周小易与李灵钏并肩走在街道上,街头各种小贩售卖货物,烟火气息扑面而来,恍然有股隔世之感。
周小易道:“自古寒门与氏族相对,历朝历代都未曾消失,可却没有人想去改变这种状态,是他们看不清其中利弊吗?不,他们只是知道有些东西,不是能轻易改变的,它需要时间,长久的时间,并非一代人就可弥补的,而且史上但凡有这种心思的人都死的很惨,”
他顿了顿,停下脚步,望着李灵钏道:“你不要去想,也不要去做,这李唐的江山自会有人扛起,纵使皇室在无人,这江山也落不到你一个女子的肩头!”
李灵钏张了张嘴,也没能说出什么话来。
周小易不知道,他不知道这个庞大的王朝已经落在了一个女子的肩头,压的她日日喘不过气,即使他是李玄真定下的人,也有不知道的东西,可作为皇帝最为喜爱的皇室子弟,李灵钏隐约能猜到……
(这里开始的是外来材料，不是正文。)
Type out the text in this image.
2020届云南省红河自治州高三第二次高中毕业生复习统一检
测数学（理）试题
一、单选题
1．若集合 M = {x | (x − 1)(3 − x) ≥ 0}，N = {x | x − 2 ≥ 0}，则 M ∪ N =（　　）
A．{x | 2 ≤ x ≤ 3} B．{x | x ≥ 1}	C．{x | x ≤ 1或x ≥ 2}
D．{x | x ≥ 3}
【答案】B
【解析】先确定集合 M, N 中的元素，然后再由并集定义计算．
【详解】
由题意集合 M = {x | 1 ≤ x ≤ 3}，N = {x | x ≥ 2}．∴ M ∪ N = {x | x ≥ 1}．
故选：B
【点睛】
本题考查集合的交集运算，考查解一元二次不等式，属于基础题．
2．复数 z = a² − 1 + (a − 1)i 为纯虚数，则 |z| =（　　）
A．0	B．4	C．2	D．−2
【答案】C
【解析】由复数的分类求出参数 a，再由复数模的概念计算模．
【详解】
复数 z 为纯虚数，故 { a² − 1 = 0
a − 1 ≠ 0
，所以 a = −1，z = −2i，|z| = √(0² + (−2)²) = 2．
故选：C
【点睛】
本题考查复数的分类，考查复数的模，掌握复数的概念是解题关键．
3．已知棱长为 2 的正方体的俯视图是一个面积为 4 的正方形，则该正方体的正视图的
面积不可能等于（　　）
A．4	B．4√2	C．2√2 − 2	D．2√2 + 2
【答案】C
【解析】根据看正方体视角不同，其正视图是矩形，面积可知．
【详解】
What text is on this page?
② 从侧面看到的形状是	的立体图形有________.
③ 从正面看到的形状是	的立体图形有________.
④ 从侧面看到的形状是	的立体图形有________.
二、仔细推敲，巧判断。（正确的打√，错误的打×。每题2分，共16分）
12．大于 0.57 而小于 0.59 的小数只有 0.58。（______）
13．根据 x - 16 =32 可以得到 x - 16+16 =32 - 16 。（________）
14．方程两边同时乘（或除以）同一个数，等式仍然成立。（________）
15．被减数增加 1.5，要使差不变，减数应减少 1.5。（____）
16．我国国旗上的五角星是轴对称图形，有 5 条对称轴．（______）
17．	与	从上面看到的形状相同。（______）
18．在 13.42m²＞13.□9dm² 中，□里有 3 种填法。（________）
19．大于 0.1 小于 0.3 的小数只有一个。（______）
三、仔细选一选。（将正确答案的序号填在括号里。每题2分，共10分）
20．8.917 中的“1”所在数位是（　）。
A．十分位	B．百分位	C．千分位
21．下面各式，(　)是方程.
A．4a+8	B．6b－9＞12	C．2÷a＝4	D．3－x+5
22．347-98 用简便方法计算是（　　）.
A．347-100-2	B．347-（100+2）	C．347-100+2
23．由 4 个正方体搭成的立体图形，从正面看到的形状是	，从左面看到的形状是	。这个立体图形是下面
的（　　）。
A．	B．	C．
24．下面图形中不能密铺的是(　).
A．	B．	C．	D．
周小易又道:“我知道,你是从李长青那里知道我的存在后才来接近我的,可我不在乎,不论你的目的,你算是我的第一个朋友,也是十几年来唯一一个,我真的已经孤独的够久了,”
跟老头儿的孤独不同,老头儿的孤独若是黄冢孤坟,坐看红颜枯骨、英雄坯土,他的孤独便是荒山枯石,与山相融,又游离在外,看世间满是喧嚣,却无人能听他吵闹,老头儿对他很好,虽常年东奔西走却也不曾亏待过他,可有些疾苦,不是谁人都能相通的,
“我的到来是会造成很多变数,影响了长安城内一些人的利益,可青渊剑终究是在我手中,如何开锋都由我决定,我希望……我希望你能用一种普通人的方式与我相识,没有算计的那种,你,懂吗?”
李灵钏看着周小易的双眸,少年的眸子应是清明如水、璀璨似星,应藏着心中的三千繁华,可她没能看到这些,她只看到了一种失望,不是对任何人,是独属于周小易自己人生的荒凉。
“路还这么长,你如此年少便心有忧愁,以后该如何走下去?”
眼中有银河泛滥,看着这个眉目有些清秀的少年,李灵钏眉眼轻柔了起来,眸含水痕,轻轻点头道:“嗯!”
也正是此刻,她忘记了自己的身份,第一次真正和周小易交心,她不想让这个少年生活在这种荒凉中,人海风起云涌,少年的心也该明亮。
周小易咧嘴笑了起来,他从未这般笑过,笑的如此放肆,又如此温柔,他突然觉得李玄真说的对,其实长安城也挺好的啊……
“对了,我带你去吃一样东西!”周小易笑道,他带着李灵钏朝一个方向走去。
那是一个小摊,小贩在颇有些凉意的气节里仍是半敞着胸怀,看他模样是北方人,如今长安气节相对于北地来说还是十分温暖的,敞开胸襟颇有北地豪迈气概。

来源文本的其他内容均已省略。